According to its analysis of these standards and interpretations, Company management foresees

that they will be applied from the date required in each case and considers that the application

thereof will not have a material effect on the financial statements.

b) Use of estimates and assumptions

The information in these financial statements is the responsibility of the Group's directors who

expressly state that all the policies and methods included in the IFRSs have been applied.

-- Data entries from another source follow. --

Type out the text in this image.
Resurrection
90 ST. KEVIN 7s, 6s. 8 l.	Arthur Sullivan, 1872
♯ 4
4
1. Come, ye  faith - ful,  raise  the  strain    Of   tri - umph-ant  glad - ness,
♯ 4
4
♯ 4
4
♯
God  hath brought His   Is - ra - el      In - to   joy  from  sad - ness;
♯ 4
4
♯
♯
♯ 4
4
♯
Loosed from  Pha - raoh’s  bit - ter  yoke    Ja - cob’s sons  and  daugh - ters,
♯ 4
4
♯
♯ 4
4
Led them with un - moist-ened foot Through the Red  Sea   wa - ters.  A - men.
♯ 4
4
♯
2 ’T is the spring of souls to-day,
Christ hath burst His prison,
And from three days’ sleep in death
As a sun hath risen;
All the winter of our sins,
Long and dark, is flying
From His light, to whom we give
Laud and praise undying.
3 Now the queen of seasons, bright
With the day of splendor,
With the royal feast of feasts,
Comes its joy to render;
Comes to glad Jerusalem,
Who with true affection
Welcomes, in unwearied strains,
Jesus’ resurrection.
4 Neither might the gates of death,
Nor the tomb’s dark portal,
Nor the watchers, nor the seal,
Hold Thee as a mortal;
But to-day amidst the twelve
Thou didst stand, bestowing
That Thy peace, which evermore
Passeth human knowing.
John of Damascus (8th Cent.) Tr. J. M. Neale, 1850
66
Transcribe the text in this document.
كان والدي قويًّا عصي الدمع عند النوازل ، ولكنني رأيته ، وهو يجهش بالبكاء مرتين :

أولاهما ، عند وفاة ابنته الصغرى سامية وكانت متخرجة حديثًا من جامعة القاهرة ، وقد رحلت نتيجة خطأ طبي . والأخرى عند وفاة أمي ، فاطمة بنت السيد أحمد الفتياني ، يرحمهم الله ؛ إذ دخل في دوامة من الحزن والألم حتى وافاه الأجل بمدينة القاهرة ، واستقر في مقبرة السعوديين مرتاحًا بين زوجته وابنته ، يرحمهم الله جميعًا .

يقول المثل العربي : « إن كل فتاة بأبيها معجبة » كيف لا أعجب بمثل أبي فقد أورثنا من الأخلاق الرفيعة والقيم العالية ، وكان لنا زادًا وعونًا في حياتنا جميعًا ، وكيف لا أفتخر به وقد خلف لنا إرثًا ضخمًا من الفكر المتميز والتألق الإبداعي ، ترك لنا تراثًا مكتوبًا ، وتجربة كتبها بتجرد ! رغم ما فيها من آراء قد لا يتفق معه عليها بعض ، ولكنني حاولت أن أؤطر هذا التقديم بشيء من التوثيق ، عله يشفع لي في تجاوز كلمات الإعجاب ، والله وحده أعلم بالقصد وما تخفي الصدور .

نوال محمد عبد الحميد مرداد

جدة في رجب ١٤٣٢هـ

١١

In the preparation of the consolidated financial statements in accordance with IFRSs the directors

were required to make estimates and assumptions. The final figures might differ based on these

estimates and assumptions. These estimates and assumptions relate basically to the following:

- The determination of the recoverable amount for the calculation of the impairment losses on

certain assets (see Notes 4, 5 and 6),

- The actuarial calculation of the post-employment benefit liabilities and obligations (see Note 16),

- The useful life of the property, plant and equipment and intangible assets (see Note 3-c),

- The measurement of provisions for liabilities (see Note 3-k).

Although these estimates were made on the basis of the best information available at 31 December

2007 on the events analysed, events that take place in the future might make it necessary to

change these estimates (upwards or downwards) in coming years. Changes in accounting estimates

would be applied prospectively in accordance with the requirements of IAS 8, recognising the

effects of the change in estimates in the related consolidated income statements.

c) Basis of consolidation

All the companies over which the Parent exercises direct or indirect control were fully consolidated.

Control is the power to govern the financial and operating policies of a company so as to obtain

benefits from its activities.

The share of the minority interests in the equity and profit of the CEPSA Group's consolidated

subsidiaries is detailed under “Equity - Minority Interests” in the consolidated balance sheets and

“Profit Attributed to Minority Interests” in the consolidated income statement, respectively.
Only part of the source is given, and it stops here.